I had been pondering the subject of taste as it relates to wine enjoyment and enthusiasm lately. Then, just today, I read a very good article titled Scents and Sensibility in the New Yorker that completely summed up and clarified this whole topic of taste for me. The author John Lancaster, illustrates why taste descriptions vary so widely, and more importantly, why that's perfectly ok. For one thing, taste is difficult to verbalize except by equating it to another known taste. So, someone who has experienced a similar taste in the past is better equipped to describe it later when they run into it again. Please, when you are done here go and read this article...
I recently tasted a South American Syrah that smelled exactly like someone ELSE’S grandma. In other words, it smelled like foreign grandma, which is to say, completely unfamiliar. When it comes to grandmas, familiarity is a desirable quality, therefore, this wine was quite unappealing to me. Have I ever smelled ‘unfamiliar grandma’? Perhaps, though I can’t say for sure—it was unfamiliar.
Romanticism vs. Science?
In his article, Lancaster quotes examples of “Romantic” tasting notes from Brideshead Revisited along with quotes from the pragmatic UC Davis professors Amerine and Roessler who seemed to be of the opinion that taste should be 100% quantifiable. To what end, I can’t be sure. Clearly, they are not tasting wine for enjoyment (granted UC Davis professors wouldn’t be sipping wine for enjoyment on the job). Evidently, the goal of this is to enable clear communication between wine producers and consumers as to what flavors will be found in the wine.

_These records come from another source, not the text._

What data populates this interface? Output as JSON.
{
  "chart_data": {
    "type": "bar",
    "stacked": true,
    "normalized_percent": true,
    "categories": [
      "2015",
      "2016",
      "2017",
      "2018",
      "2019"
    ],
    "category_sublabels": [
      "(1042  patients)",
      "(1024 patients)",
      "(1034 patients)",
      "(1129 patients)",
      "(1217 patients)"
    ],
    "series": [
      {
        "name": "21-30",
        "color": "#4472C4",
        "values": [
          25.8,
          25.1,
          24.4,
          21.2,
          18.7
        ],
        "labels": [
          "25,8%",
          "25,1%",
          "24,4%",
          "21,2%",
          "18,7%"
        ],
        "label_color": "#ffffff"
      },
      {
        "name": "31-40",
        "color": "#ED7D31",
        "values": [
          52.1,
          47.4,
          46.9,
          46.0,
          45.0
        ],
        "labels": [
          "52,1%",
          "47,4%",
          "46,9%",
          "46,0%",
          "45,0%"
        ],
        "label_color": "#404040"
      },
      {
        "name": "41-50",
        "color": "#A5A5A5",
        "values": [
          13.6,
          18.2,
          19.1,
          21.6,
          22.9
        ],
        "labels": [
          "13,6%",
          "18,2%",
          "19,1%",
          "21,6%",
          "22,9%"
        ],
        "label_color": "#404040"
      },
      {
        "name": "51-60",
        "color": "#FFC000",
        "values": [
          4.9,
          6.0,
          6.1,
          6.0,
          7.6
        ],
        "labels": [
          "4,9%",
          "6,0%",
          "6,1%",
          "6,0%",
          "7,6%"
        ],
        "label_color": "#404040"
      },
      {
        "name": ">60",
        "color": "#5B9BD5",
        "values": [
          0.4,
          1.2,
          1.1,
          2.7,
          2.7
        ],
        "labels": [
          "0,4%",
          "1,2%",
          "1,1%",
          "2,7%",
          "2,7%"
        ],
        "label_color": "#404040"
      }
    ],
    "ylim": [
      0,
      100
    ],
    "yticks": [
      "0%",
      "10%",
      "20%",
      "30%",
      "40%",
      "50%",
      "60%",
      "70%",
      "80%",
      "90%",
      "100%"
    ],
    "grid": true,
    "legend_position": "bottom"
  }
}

Yes…Do you have anything that tastes like The Last Unicorn? No? Ok, just give me a blueberry & cranberry with subtle vanilla notes--heavy on the blueberry and animali--with a finish of Ecuadorian dark chocolate (86% cacao), a wisp of smoke and a soupçon of cardamom...oh, and hold the brett, please.
From Scents & Sensibility
A trained nose can become very, very good at isolating these sensory experiences and matching them with the relevant molecules. Theoretically, every known odorant molecule could have an agreed descriptor. The descriptor wouldn't need to be in words: it could be a number, so that the wintergreen scent of methyl salicylate would be 172, say, and the garlicky odor of allicin would be 402. That would be the beginnings of a fully scientific language of taste - a joyless, inhuman prospect.
Lancaster also borrows some amusing quotes from a perfume critic which are wonderfully descriptive and I think, much more useful then a list of molecules--but, hey, that's me. So, what do you say? Is it time we 'agree to disagree' when it comes to taste?